Turkish President Recep Tayyip Erdogan beat the opposition candidate Kemal Kilicdaroglu in a runoff yesterday with 52.1 percent of the vote, according to Turkey's Supreme Election Council. The Turkish president is likely to remain in power for at least a quarter of his life, as he has vexed Western allies in NATO while tightening his grip on the Turkish state. His victory deepens his conservative influence on Turkish society, as he pursues his vision of a country with increasing economic and geopolitical power. His supporters shrugged off Turkey's challenges, including a looming economic crisis, and lauded him for enhancing Turkey's status as a Muslim nation with 85 million people and critical ties across continents. Several thousands gathered outside Ankara's presidential palace, waiving red and white Turkish flags. It is not only us who won, it is Turkey, he said to raucous applause. The nation has won with all its components. Andrei Medvedev, a Russian who claimed to have deserted from Russia's Wagner mercenary force during the battle for the Ukrainian city of Bakhmut, is seeking asylum in Norway while providing information on Wagner to the authorities. His unlikely journey has led to Medvedev being one of only a few known Russian combatants to seek protection in Europe after participating in the invasion. Norway is now facing a legal battle that pits the nation's humanitarian ethos against an increasingly assertive national security policy and solidarity with Ukraine.

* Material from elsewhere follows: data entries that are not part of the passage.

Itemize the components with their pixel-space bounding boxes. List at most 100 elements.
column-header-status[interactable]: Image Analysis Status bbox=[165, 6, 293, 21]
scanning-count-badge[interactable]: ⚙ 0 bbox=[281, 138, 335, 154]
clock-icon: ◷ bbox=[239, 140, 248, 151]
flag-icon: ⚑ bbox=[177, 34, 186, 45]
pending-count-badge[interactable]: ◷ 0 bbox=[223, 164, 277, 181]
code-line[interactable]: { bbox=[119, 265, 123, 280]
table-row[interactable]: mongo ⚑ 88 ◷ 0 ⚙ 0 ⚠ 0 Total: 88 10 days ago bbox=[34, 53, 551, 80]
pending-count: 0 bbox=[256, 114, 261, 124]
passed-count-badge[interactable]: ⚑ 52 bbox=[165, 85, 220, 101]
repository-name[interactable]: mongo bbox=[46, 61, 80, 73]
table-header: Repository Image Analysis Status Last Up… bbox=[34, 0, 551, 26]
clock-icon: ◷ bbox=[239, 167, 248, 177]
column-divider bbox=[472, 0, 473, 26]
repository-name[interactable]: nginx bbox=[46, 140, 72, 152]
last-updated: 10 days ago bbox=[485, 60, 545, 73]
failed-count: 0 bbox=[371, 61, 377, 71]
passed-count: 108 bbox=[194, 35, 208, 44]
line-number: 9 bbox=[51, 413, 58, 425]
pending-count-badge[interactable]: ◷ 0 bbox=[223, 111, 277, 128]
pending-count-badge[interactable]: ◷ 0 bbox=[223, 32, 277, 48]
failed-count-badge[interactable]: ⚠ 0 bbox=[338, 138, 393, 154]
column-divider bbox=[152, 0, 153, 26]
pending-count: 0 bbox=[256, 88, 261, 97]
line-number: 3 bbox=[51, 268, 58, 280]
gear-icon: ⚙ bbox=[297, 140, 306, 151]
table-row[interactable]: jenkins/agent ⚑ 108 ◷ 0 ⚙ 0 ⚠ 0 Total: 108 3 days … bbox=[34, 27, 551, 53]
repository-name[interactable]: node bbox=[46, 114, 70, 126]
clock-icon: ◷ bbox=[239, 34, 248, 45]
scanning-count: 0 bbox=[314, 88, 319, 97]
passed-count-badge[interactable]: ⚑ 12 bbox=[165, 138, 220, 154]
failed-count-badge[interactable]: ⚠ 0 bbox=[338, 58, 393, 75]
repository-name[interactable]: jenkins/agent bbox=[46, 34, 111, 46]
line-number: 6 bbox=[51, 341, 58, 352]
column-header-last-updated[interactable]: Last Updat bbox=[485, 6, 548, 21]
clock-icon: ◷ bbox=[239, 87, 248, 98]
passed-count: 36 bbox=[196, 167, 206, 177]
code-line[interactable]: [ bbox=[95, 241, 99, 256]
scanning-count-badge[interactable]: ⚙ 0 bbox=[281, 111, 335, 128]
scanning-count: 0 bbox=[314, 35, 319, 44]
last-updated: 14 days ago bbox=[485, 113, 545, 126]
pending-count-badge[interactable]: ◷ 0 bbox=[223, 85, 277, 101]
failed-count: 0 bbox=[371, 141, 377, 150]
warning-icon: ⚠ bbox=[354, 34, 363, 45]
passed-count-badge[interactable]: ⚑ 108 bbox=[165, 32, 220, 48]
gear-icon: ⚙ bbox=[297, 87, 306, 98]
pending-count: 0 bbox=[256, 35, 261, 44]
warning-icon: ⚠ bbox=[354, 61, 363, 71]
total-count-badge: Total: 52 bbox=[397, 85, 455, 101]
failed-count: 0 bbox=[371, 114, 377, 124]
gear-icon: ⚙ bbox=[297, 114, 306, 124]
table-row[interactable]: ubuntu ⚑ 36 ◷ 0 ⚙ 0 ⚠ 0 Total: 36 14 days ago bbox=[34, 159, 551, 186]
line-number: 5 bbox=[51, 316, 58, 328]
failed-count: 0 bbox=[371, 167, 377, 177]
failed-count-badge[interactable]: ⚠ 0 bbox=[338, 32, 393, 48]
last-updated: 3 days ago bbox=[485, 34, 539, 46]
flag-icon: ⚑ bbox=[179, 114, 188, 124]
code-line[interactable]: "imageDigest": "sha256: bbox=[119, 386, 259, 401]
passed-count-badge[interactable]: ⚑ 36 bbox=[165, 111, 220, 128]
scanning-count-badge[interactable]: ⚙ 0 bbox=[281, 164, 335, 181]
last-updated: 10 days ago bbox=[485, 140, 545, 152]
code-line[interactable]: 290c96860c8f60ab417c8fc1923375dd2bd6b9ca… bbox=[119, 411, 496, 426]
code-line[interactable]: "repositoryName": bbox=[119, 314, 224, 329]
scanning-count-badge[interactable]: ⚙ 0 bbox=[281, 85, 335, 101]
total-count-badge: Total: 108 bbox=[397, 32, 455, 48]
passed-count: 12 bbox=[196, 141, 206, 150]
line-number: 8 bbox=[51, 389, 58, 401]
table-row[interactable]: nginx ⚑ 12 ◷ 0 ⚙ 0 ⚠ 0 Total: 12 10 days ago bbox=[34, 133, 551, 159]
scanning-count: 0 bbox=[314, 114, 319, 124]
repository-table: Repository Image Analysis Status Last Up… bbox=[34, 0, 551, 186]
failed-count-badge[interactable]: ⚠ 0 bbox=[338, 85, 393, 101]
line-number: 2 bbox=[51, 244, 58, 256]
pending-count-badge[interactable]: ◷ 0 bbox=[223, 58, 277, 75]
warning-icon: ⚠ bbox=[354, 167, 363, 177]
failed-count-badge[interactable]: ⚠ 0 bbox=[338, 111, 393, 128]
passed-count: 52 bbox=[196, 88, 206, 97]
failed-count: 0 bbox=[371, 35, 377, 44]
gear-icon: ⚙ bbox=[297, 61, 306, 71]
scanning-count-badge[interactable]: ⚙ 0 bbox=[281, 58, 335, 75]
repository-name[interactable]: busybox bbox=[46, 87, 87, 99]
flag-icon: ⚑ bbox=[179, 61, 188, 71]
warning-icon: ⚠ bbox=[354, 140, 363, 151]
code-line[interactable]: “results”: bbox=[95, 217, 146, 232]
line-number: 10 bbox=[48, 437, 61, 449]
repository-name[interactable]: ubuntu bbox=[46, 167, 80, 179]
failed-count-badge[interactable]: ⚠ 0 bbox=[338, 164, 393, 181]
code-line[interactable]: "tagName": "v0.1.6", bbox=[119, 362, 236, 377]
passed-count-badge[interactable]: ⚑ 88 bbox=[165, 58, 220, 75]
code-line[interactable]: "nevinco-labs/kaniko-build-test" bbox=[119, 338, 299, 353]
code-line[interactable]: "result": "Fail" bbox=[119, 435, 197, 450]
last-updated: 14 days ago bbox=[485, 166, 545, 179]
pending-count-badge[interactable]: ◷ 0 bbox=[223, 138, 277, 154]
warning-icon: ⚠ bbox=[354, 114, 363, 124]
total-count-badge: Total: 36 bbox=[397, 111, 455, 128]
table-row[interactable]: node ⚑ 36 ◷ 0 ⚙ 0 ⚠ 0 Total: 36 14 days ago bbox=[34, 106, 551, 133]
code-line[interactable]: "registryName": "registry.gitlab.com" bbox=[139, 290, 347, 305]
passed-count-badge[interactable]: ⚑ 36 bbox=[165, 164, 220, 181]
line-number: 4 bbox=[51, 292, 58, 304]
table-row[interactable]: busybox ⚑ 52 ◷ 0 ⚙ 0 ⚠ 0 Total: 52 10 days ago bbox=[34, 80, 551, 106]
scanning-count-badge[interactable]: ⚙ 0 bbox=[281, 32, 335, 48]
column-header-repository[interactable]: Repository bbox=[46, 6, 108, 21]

As a foreign minister, Medvedev has attended interviews with Norwegian police officers investigating war crimes in Ukraine. He has said he had been involved in fighting and witnessed the executions of comrades accused of cowardice, but he claimed that he did not participate in or witness war crimes, including the killings of prisoners of war and civilians. Russian fighters, especially mercenaries like Medvedev, are not held accountable for the invasion, Activists in Ukraine and Western Europe say. In addition, he may have complicated his own request with bar fights and detentions in Norway and by briefly posting a video on YouTube showing his desire to return to Russia. It goes to the core of who we are in Europe, said Cecilie Hellestveit, a former member of Norway's asylum appeal board. It forces us to re-evaluate our approach to human rights in a way we have never been willing to do before. Now the mayor of Ostelsheim, a small, tight-knit village in southwestern Germany, is expected to be the first German town to elect a mayor from the nearly one million Syrian refugees who arrived in the country in 2015. What happened here? The problem of time-wasting in soccer is a widespread one. Several significant examples of painful bouts of slow play have forced soccer's governing body to search for solutions. The inside story of Germany's amazing day of joy: Great goals, penalty misses, a video review controversy, ill-advised T-shirts, the final day of Germany's title race had it all. The Women's Super League is a more competitive competition than ever, with Chelsea winning the title for a fourth time in a row, but the league's dominance has been propelling it to new heights. A rare statement of defiance against the war in Ukraine by an Olympic athlete from Belarus or Russia was made public on the first day of the French Open.